Paul Podobinski, 76 of Rt. 1 Hennepin, died in St. Margaret's hospital at 4:05 p.m. Sunday Nov. 15. He had been a hospital patient eight weeks and ill three years. Funeral services were at 9:15 a.m. Wednesday in the Barto Funeral home and 10 a.m. at St. Patrick's church, Hennepin. The Rev. J. Kwak officiated at the Mass. Burial was in St. Anthony's Cem. in Hennepin. Mr. Podobinski was born in Spring Valley December 28, 1904, to John and Amelia Podobinski. He married Beatrice Kinkin, June 8, 1932, in Chicago. Mr. Podobinski was an iron worker and a member of Iron Workers Local 386 of LaSalle. Surviving are his wife: three daughters, Mrs. Walter (Pauline) Mecozzi of Sterling, Mrs. Paula Colby of Hennepin and Mrs. Alex (Carole) Rolando of Hennepin; 11 grandchildren, six great grandchildren, two brothers, Stanley of Spring Valley and Henry of Glesburg and two sisters, Mrs. Katherine Goodrick of Spring Valley and Mrs. Marie Tapp of Texas. He was preceded in death by three sisters and two brothers.

Submitted by Denise Parsons McHenry, IL

Mary E. (Funk) Ryan

Mrs. Mary E. Ryan, youngest daughter of Joseph and Margaret Funk, was born in Putnam county, Ill., Jan 21, 1856, and died at her home near Tonica, Dec. 26, 1891, aged 25 years, 11 months and 5 days. Her early life was passed at Oxbow, Putnam cmount, until her marriage, Jan. 8, 1879, to Amos Ryan, since which time her home has been near Tonica. One child, little Johnny, and the bereaved husband are left to mourn the loss of wife and mother. The aged father, three brothers and two sisters also survive her.

Transcribed 13 Oct 2018 by Norma Hass from the Henry Republican, 07 Jan 1892, page 3.

Byron W. Watson

Dr. Watson, a resident of Putnam, died suddenly Saturday evening. He had been out on the street that day, but after he reached his residence he complained of illness, and died during the evening.

Dr. Byron Wesley Watson was born at Dunkard, Greene county, Pa. in 1818, and died at Putnam, Ill., Jan. 23, 1897, aged 78 years 5 months and 3 days. To him were born four children; one son deceased years ago. The other resides at Washburn, his state. The two daughters are married and reside in South Dakota. There are five grandchildren.
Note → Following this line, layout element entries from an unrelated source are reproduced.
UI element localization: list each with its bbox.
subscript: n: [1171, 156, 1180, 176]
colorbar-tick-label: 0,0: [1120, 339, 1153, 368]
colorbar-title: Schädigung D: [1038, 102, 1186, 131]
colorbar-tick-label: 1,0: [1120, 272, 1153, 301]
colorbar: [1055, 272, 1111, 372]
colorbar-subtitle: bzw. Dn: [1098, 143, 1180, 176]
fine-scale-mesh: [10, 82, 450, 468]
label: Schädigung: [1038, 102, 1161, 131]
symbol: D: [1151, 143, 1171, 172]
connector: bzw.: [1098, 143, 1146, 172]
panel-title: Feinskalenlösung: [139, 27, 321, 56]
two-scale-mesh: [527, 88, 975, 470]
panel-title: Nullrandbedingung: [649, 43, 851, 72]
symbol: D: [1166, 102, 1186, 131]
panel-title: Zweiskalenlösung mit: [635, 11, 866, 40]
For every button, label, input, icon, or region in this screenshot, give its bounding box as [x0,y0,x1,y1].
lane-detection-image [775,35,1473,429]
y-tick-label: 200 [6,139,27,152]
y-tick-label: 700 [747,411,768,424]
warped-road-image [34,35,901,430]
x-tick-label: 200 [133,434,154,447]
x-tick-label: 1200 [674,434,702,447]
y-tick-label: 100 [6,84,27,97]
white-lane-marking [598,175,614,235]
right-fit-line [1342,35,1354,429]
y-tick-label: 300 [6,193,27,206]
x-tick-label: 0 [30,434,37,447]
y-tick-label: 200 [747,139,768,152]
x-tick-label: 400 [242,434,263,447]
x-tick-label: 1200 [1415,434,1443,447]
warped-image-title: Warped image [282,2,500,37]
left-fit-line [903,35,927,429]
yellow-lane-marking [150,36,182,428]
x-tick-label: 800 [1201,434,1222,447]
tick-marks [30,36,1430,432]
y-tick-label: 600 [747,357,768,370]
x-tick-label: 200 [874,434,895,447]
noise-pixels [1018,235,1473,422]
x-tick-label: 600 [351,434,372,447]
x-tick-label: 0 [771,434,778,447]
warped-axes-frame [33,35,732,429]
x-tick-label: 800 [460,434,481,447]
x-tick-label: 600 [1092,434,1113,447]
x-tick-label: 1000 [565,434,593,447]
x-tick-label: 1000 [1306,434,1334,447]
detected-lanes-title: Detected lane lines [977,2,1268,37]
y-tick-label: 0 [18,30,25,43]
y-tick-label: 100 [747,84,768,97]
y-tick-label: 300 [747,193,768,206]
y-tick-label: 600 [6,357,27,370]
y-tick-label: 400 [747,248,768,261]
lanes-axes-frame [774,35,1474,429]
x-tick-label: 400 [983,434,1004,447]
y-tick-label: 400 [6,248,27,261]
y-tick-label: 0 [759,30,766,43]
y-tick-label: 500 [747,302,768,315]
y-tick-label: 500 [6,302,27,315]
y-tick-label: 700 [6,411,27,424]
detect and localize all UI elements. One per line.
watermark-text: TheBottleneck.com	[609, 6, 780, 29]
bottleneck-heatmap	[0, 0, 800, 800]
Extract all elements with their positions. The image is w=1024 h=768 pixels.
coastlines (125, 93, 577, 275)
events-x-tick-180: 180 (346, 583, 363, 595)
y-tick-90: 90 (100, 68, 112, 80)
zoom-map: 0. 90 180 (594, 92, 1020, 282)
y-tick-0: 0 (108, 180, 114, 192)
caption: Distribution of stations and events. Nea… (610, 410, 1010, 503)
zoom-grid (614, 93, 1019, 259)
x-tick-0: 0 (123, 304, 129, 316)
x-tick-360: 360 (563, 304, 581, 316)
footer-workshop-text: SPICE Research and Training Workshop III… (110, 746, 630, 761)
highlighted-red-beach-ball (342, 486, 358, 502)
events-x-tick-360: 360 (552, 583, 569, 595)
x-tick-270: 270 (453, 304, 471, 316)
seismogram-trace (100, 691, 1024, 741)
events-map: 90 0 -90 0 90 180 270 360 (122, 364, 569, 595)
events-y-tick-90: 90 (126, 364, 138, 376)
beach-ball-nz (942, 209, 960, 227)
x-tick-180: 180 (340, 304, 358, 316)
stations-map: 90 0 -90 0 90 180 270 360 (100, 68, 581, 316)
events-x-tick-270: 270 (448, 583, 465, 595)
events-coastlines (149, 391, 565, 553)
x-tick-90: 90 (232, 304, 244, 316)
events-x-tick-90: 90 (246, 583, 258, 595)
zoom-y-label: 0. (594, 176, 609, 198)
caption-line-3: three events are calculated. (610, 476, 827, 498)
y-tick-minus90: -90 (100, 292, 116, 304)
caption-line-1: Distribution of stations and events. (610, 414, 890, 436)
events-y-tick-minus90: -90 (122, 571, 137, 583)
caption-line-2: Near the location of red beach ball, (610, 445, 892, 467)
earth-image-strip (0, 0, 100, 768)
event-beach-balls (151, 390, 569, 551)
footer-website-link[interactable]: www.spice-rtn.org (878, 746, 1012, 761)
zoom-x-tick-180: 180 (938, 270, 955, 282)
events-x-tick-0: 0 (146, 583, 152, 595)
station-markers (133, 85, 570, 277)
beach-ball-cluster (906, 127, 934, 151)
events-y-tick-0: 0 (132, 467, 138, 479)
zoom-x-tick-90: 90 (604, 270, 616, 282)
Dr. Watson practiced as a physician for over 50 years. He was a man of extensive information and highly educated, of engaging manners and pleasing address. He had had three wives, his last one being Mrs. M. Johnson of Putnam, a very worthy lady, with whom he had lived happily, being a loving and affectionate husband and father, as those assert who knew him best. Our knowledge of his life is meagre, and as nothing has been furnished, this sketch is somewhat brief. The funeral was conducted by Rev. D. McLeish of Henry at the residence on Tuesday last at one p.m., and burial at Putnam cemetery.

Transcribed 13 Oct 2018 by Norma Hass from the Henry Republican, 28 Jan 1897, page 2.